Armita Ardeshiricham’s PhD thesis made pioneering and fundamental contributions in detecting, localizing, and repairing hardware vulnerabilities. Her thesis developed verification tools that quickly finds vulnerabilities that previous work could not. And it laid the foundation for automated debugging of those flaws.
Her early work focused on developing powerful information flow tracking (IFT) tools that that work at the register transfer level. She extended this work in a fundamentally important manner by formulating IFT logic that detects timing based flows. And she pioneered the idea of sketching for hardware security. The culmination of her PhD research is the VeriSketch framework.
VeriSketch is the first design framework that uses sketching to automatically synthesize secure and functionally-complete hardware design. VeriSketch frees hardware designers from specifying exact cycle-by-cycle behaviors and excruciating bit-level details that often lead to security vulnerabilities. Instead, the designer provides a sketch of the circuit alongside a set of functional and security properties. VeriSketch uses program synthesis techniques to automatically generate a fully-specified design which satisfies these properties. VeriSketch leverages hardware IFT to enable definition and verification of security specifications, which allows for the analysis of a wide variety of security properties related to confidentiality, integrity, and availability.

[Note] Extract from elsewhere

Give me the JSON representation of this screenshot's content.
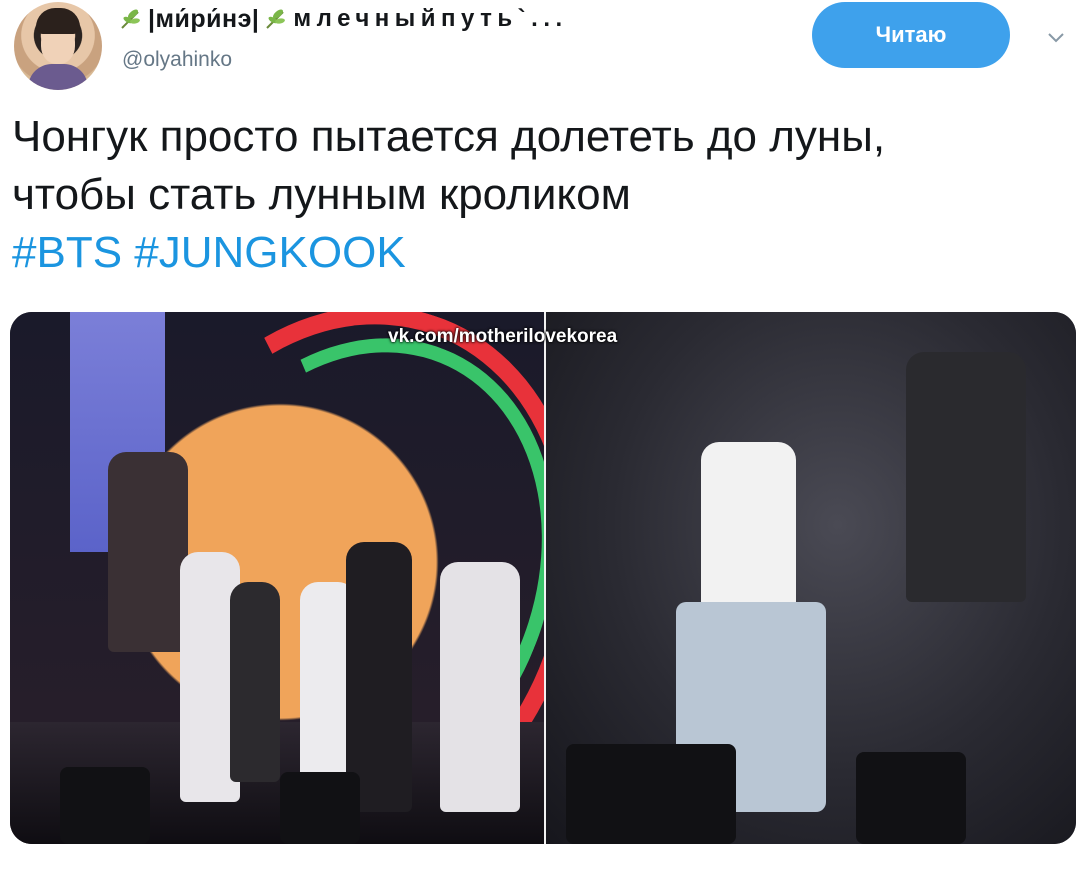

Armita’s PhD research will undoubtedly have a lasting impact on our group’s hardware security efforts and has laid out a research agenda for the next few years (and likely beyond). Based on her work, we have started projects on error localization (with Prof. Yanjing Li at Univ. of Chicago) and automated property generation (with Prof. Cynthia Sturton at Univ. of North Carolina) that was recently funded by the Semiconductor Research Corporation. Her work was fundamental in developing system on chip access control monitors in collaboration with Leidos and Sant’Anna School of Advanced Studies in Pisa. She will certainly be missed!
Dr. Ardeshiricham currently works at Apple doing things that she can tell no one about (as is typically with Apple). But I’m certain that future Apple devices will be much more secure with her overseeing the verification process.
A very long overdue post and congrats again!